Va rammentato che la S.C., in materia di assorbimento del reato di falso in quello di truffa, ha ribadito che è configurabile il concorso materiale e non l’assorbimento tra il reato di falso e quello di truffa, quando la falsificazione costituisca artificio per commettere la truffa; in tal caso, infatti, non ricorre l’ipotesi del reato complesso per la cui configurabilità si richiede che sia la legge a prevedere un reato come elemento costitutivo o circostanza aggravante di un altro e non quando siano le particolari modalità di realizzazione in concreto del fatto tipico a determinare una occasionale convergenza di più norme e, quindi, un concorso di reati (Cass. n. 21409/2008; n. 8809/88). Conseguentemente, quando il falso, come avvenuto nella specie, sia utilizzato come raggiro per consumare la truffa, non potrà che ravvisarsi una ipotesi di concorso di reati (Cass. n. n. 978/1984); Cass. 27 maggio 1985, Mollica).

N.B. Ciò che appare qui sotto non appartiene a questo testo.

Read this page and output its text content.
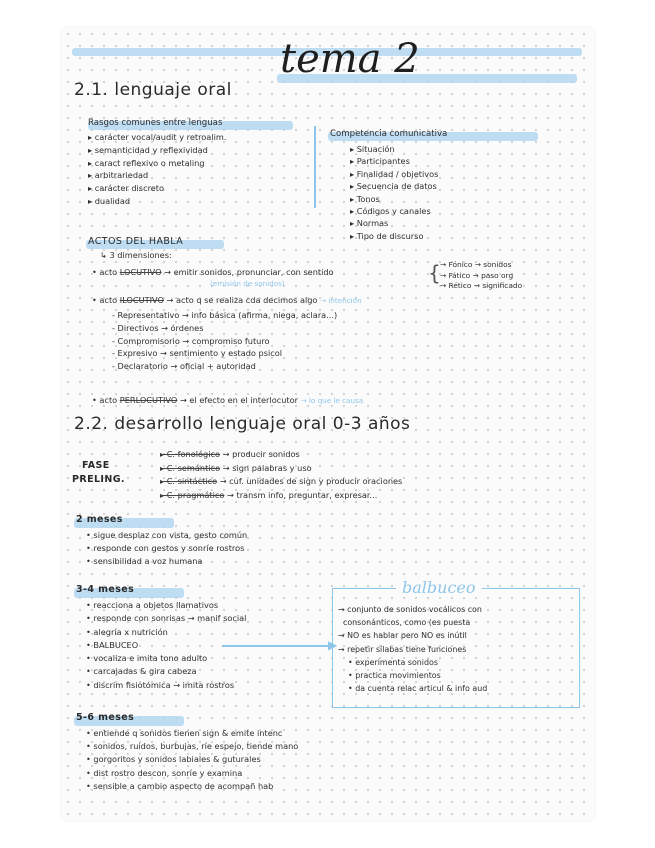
tema 2
2.1. lenguaje oral
Rasgos comunes entre lenguas
▸ carácter vocal/audit y retroalim.
▸ semanticidad y reflexividad
▸ caract reflexivo o metaling
▸ arbitrariedad
▸ carácter discreto
▸ dualidad
Competencia comunicativa
▸ Situación
▸ Participantes
▸ Finalidad / objetivos
▸ Secuencia de datos
▸ Tonos
▸ Códigos y canales
▸ Normas
▸ Tipo de discurso
ACTOS DEL HABLA
↳ 3 dimensiones:
• acto LOCUTIVO → emitir sonidos, pronunciar, con sentido
(emisión de sonidos)	{ → Fónico → sonidos
→ Fático → paso org
→ Rético → significado
• acto ILOCUTIVO → acto q se realiza cda decimos algo → intención
- Representativo → info básica (afirma, niega, aclara...)
- Directivos → órdenes
- Compromisorio → compromiso futuro
- Expresivo → sentimiento y estado psicol
- Declaratorio → oficial + autoridad
• acto PERLOCUTIVO → el efecto en el interlocutor → lo que le causa
2.2. desarrollo lenguaje oral 0-3 años
FASE
PRELING.
▸ C. fonológico → producir sonidos
▸ C. semántico → sign palabras y uso
▸ C. sintáctico → cuf. unidades de sign y producir oraciones
▸ C. pragmático → transm info, preguntar, expresar...
2 meses
• sigue desplaz con vista, gesto común
• responde con gestos y sonríe rostros
• sensibilidad a voz humana
3-4 meses
• reacciona a objetos llamativos
• responde con sonrisas → manif social
• alegría x nutrición
• BALBUCEO
• vocaliza e imita tono adulto
• carcajadas & gira cabeza
• discrim fisiotómica → imita rostros
▶
balbuceo
→ conjunto de sonidos vocálicos con
consonánticos, como (es puesta
→ NO es hablar pero NO es inútil
→ repetir sílabas tiene funciones
• experimenta sonidos
• practica movimientos
• da cuenta relac articul & info aud
5-6 meses
• entiende q sonidos tienen sign & emite intenc
• sonidos, ruidos, burbujas, ríe espejo, tiende mano
• gorgoritos y sonidos labiales & guturales
• dist rostro descon, sonríe y examina
• sensible a cambio aspecto de acompañ hab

La censura sub 2) attiene ad una diversa valutazione sulla consapevolezza dello S. in ordine alla falsità delle ricette, elemento la cui sussistenza risulta sorretta da corretta e logica motivazione laddove, nella sentenza di appello, è stato evidenziato, sulla base di nozioni di comune esperienza, che la R. "non avrebbe deciso di concentrare la spedizione della maggior parte delle ricette, frutto delle sue falsificazioni, nella farmacia del dr. S. e di rischiare che costui si accorgesse delle anomalie…, se non fosse stata più che sicura di ottenere la sua collaborazione attiva nel perseguimento dello scopo";

tale rapporto di complicità è stato, peraltro, fondato sul tenore di una intercettazione telefonica di cui si da atto a pag. 18 della sentenza in esame.

I ricorsi vanno pertanto, rigettati.

Consegue, ex art. 616 c.p.p., la condanna dei ricorrenti al pagamento delle spese processuali.
P.Q.M.

Rigetta i ricorsi e condanna i ricorrenti al pagamento delle spese processuali.

Testo non ufficiale. La sola stampa del bollettino ufficiale ha carattere legale.